What’s actually happening: Lumen works fine with both ISMs and HISMs, but HISMs only if you enable Nanite.

That’s better than I thought, but still, why require Nanite? Using Nanite and HISMs together feels a bit redundant, and naturally not everyone wants to use Nanite in their project. My project loses a little over 10% performance using HISMs with Nanite vs using ISMs, and I expect most or all of that is from Nanite.

We’ve run into a few projects with complex HISM foliage where Lumen surface cache capture was crazy expensive so we disabled it by default.

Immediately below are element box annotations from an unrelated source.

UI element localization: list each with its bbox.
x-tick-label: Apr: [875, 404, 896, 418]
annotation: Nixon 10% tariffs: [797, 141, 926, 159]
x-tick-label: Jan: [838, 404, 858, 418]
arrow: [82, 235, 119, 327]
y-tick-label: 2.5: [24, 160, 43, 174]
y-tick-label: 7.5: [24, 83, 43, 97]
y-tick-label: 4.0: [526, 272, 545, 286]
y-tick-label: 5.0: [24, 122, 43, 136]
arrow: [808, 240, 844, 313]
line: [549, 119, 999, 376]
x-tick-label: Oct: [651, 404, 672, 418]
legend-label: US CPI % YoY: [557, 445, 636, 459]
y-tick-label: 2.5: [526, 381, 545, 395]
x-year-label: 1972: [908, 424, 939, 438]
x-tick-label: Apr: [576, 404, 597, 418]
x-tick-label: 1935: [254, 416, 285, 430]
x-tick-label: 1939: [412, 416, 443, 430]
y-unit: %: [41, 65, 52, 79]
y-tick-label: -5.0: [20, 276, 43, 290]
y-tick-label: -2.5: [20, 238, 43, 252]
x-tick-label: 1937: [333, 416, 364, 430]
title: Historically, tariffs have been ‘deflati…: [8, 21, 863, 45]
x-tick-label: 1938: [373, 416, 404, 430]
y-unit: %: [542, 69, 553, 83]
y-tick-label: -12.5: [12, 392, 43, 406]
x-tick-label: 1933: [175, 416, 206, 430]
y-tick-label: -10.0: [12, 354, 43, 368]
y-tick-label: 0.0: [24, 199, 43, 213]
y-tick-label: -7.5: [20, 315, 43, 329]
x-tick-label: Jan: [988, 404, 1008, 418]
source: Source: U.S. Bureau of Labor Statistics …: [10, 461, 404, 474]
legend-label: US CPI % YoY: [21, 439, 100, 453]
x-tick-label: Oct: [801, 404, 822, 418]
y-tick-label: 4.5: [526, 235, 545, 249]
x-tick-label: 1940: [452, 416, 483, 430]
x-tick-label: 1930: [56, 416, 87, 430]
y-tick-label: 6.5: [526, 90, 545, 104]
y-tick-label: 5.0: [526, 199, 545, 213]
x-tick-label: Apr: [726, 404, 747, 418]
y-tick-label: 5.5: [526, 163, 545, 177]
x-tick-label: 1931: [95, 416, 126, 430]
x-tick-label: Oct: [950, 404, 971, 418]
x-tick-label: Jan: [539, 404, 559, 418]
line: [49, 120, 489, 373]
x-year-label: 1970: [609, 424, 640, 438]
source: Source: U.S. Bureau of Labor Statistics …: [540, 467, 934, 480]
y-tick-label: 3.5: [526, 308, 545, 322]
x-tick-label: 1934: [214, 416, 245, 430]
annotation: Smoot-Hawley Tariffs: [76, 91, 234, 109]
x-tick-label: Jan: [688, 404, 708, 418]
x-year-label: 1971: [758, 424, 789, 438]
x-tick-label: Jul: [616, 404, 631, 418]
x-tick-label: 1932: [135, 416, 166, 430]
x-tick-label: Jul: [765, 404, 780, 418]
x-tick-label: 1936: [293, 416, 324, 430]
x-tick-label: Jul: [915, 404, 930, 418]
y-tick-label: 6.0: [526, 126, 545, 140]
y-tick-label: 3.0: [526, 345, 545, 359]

Most projects which use Lumen also use Nanite for everything so it’s not a big deal in practice.

They’re (supposed to be) applied by pressing the “apply changes” button. You might think pressing the save button would apply the settings but you would be wrong. You might also think the apply button would be in the toolbar like every other editor window, but you’d be wrong again because the static mesh editor doesn’t care what is “logical” or “consistent”… so instead there are FOUR different apply buttons in the details panel.

As for whether or not it’s right… well… I don’t know if it’s “right”, but this is how it’s always been.